La negazione, invece, si esprime ad esempio tutte le volte che si cerca di esplorare qualche episodio particolarmente doloroso del passato o del presente.

L'acting out consiste generalmente in agiti anche piuttosto dirompenti da parte del paziente, che egli non pare in grado di controllare e di cui spesso, in seguito, si pente.

L'identificazione proiettiva, infine, può essere spesso diretta al terapeuta, permettendogli -se correttamente interpretata- di porsi delle domande più specifiche sul funzionamento del paziente.

Il paziente, infatti, spesso fa sentire il terapeuta proprio come si sente egli stesso. Questo è un indicatore prezioso perchè gli consente di capire più cose sulla sua esperienza di quante egli non ne racconti a parole, anche se questo tipo di difesa può essere a volte molto difficile da tollerare.

In conclusione, occorre tenere presente che fare la diagnosi differenziale non è sempre semplicissimo. Spesso si ha l'aspettativa di trovare nella realtà i "pazienti puri" che vengono descritti nei manuali. Se c'è questo è nevrotico, se manca questo è border, se delira è psicotico.

Un modo molto semplicistico di ragionare.
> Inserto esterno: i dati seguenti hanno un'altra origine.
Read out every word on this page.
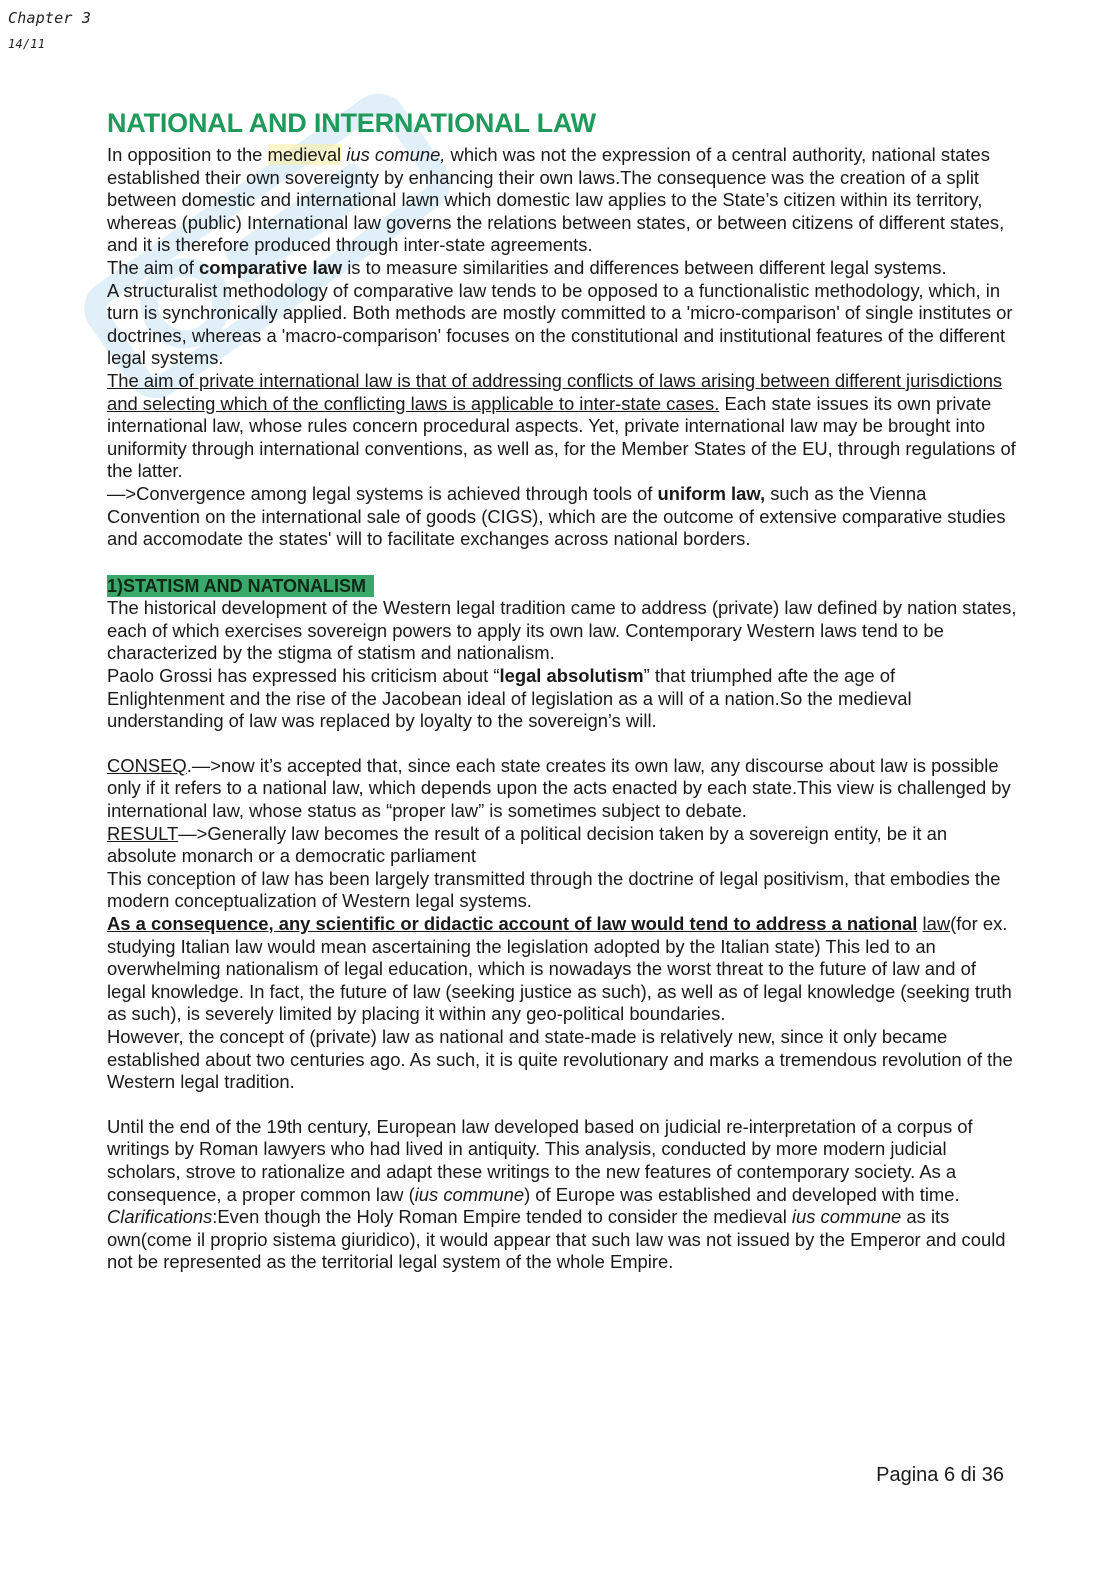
Chapter 3
14/11
NATIONAL AND INTERNATIONAL LAW

In opposition to the medieval ius comune, which was not the expression of a central authority, national states established their own sovereignty by enhancing their own laws.The consequence was the creation of a split between domestic and international lawn which domestic law applies to the State’s citizen within its territory, whereas (public) International law governs the relations between states, or between citizens of different states, and it is therefore produced through inter-state agreements.

The aim of comparative law is to measure similarities and differences between different legal systems.

A structuralist methodology of comparative law tends to be opposed to a functionalistic methodology, which, in turn is synchronically applied. Both methods are mostly committed to a 'micro-comparison' of single institutes or doctrines, whereas a 'macro-comparison' focuses on the constitutional and institutional features of the different legal systems.

The aim of private international law is that of addressing conflicts of laws arising between different jurisdictions and selecting which of the conflicting laws is applicable to inter-state cases. Each state issues its own private international law, whose rules concern procedural aspects. Yet, private international law may be brought into uniformity through international conventions, as well as, for the Member States of the EU, through regulations of the latter.

—>Convergence among legal systems is achieved through tools of uniform law, such as the Vienna Convention on the international sale of goods (CIGS), which are the outcome of extensive comparative studies and accomodate the states' will to facilitate exchanges across national borders.

1)STATISM AND NATONALISM

The historical development of the Western legal tradition came to address (private) law defined by nation states, each of which exercises sovereign powers to apply its own law. Contemporary Western laws tend to be characterized by the stigma of statism and nationalism.

Paolo Grossi has expressed his criticism about “legal absolutism” that triumphed afte the age of Enlightenment and the rise of the Jacobean ideal of legislation as a will of a nation.So the medieval understanding of law was replaced by loyalty to the sovereign’s will.

CONSEQ.—>now it’s accepted that, since each state creates its own law, any discourse about law is possible only if it refers to a national law, which depends upon the acts enacted by each state.This view is challenged by international law, whose status as “proper law” is sometimes subject to debate.

RESULT—>Generally law becomes the result of a political decision taken by a sovereign entity, be it an absolute monarch or a democratic parliament

This conception of law has been largely transmitted through the doctrine of legal positivism, that embodies the modern conceptualization of Western legal systems.

As a consequence, any scientific or didactic account of law would tend to address a national law(for ex. studying Italian law would mean ascertaining the legislation adopted by the Italian state) This led to an overwhelming nationalism of legal education, which is nowadays the worst threat to the future of law and of legal knowledge. In fact, the future of law (seeking justice as such), as well as of legal knowledge (seeking truth as such), is severely limited by placing it within any geo-political boundaries.

However, the concept of (private) law as national and state-made is relatively new, since it only became established about two centuries ago. As such, it is quite revolutionary and marks a tremendous revolution of the Western legal tradition.

Until the end of the 19th century, European law developed based on judicial re-interpretation of a corpus of writings by Roman lawyers who had lived in antiquity. This analysis, conducted by more modern judicial scholars, strove to rationalize and adapt these writings to the new features of contemporary society. As a consequence, a proper common law (ius commune) of Europe was established and developed with time.

Clarifications:Even though the Holy Roman Empire tended to consider the medieval ius commune as its own(come il proprio sistema giuridico), it would appear that such law was not issued by the Emperor and could not be represented as the territorial legal system of the whole Empire.

Pagina 6 di 36
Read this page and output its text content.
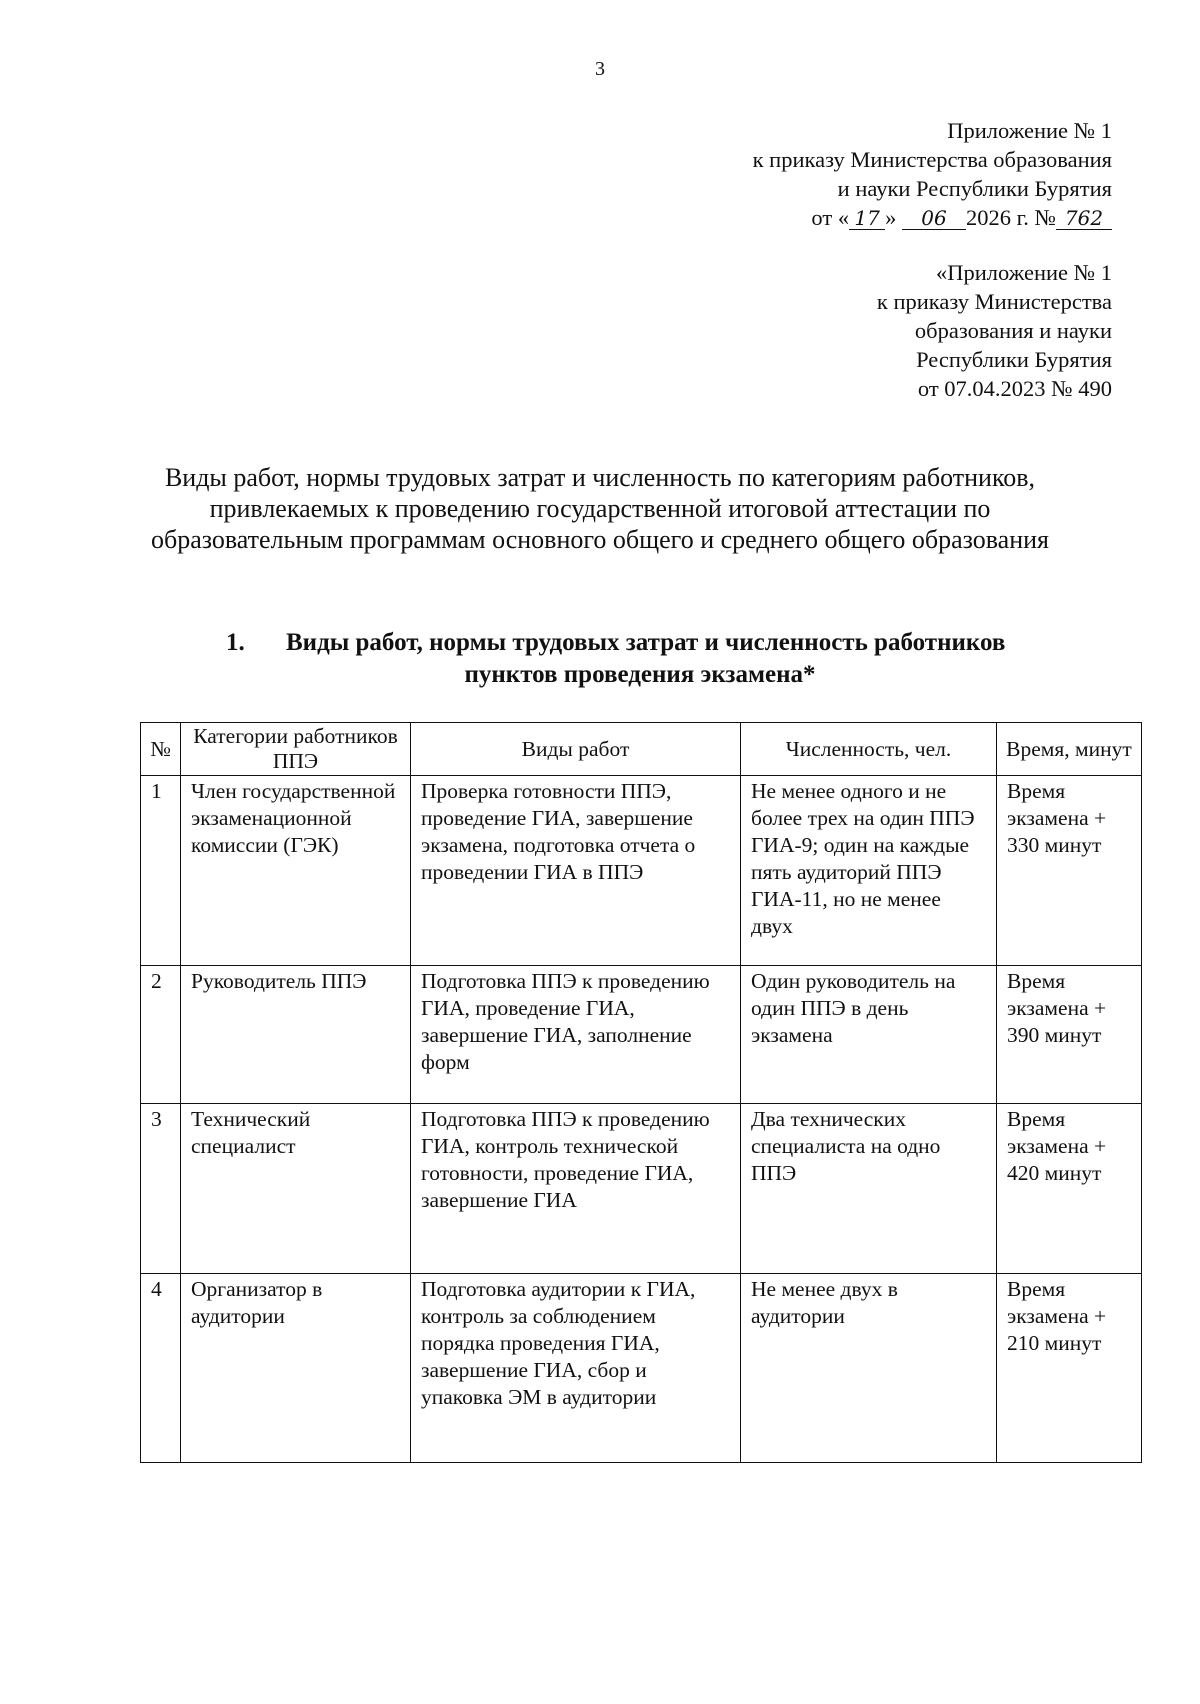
3
Приложение № 1
к приказу Министерства образования
и науки Республики Бурятия
от « 17 » 06 2026 г. № 762
«Приложение № 1
к приказу Министерства
образования и науки
Республики Бурятия
от 07.04.2023 № 490
Виды работ, нормы трудовых затрат и численность по категориям работников, привлекаемых к проведению государственной итоговой аттестации по образовательным программам основного общего и среднего общего образования
1.	Виды работ, нормы трудовых затрат и численность работников
пунктов проведения экзамена*
№	Категории работников ППЭ	Виды работ	Численность, чел.	Время, минут
1	Член государственной экзаменационной комиссии (ГЭК)	Проверка готовности ППЭ, проведение ГИА, завершение экзамена, подготовка отчета о проведении ГИА в ППЭ	Не менее одного и не более трех на один ППЭ ГИА-9; один на каждые пять аудиторий ППЭ ГИА-11, но не менее двух	Время экзамена + 330 минут
2	Руководитель ППЭ	Подготовка ППЭ к проведению ГИА, проведение ГИА, завершение ГИА, заполнение форм	Один руководитель на один ППЭ в день экзамена	Время экзамена + 390 минут
3	Технический специалист	Подготовка ППЭ к проведению ГИА, контроль технической готовности, проведение ГИА, завершение ГИА	Два технических специалиста на одно ППЭ	Время экзамена + 420 минут
4	Организатор в аудитории	Подготовка аудитории к ГИА, контроль за соблюдением порядка проведения ГИА, завершение ГИА, сбор и упаковка ЭМ в аудитории	Не менее двух в аудитории	Время экзамена + 210 минут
Ma il trovarsi a lavorare con pazienti in carne e ossa porta presto a rendersi conto che, quando si ha a che fare con individui tutti diversi, e ognuno con mille tratti di personalità, non è sempre facile osservare e dare la dovuta importanza alle "cose giuste". Questo si collega al l'importanza di adattare la tecnica al paziente che si ha di fronte.

Non funziona tutto con tutti, ma non si può nemmeno procedere lasciandosi guidare solo dal buon senso o dall'istinto. La diagnosi differenziale è davvero il primo mattone da mettere nella costruzione di un trattamento psicoterapico, e anche quando si è ragionevolmente convinti di averla fatta bene, bisogna sempre rimanere vigili e prendere in considerazione l'idea di aver commesso un errore.

Per fortuna, in questo i pazienti ci aiutano: occorre però saperli ascoltare.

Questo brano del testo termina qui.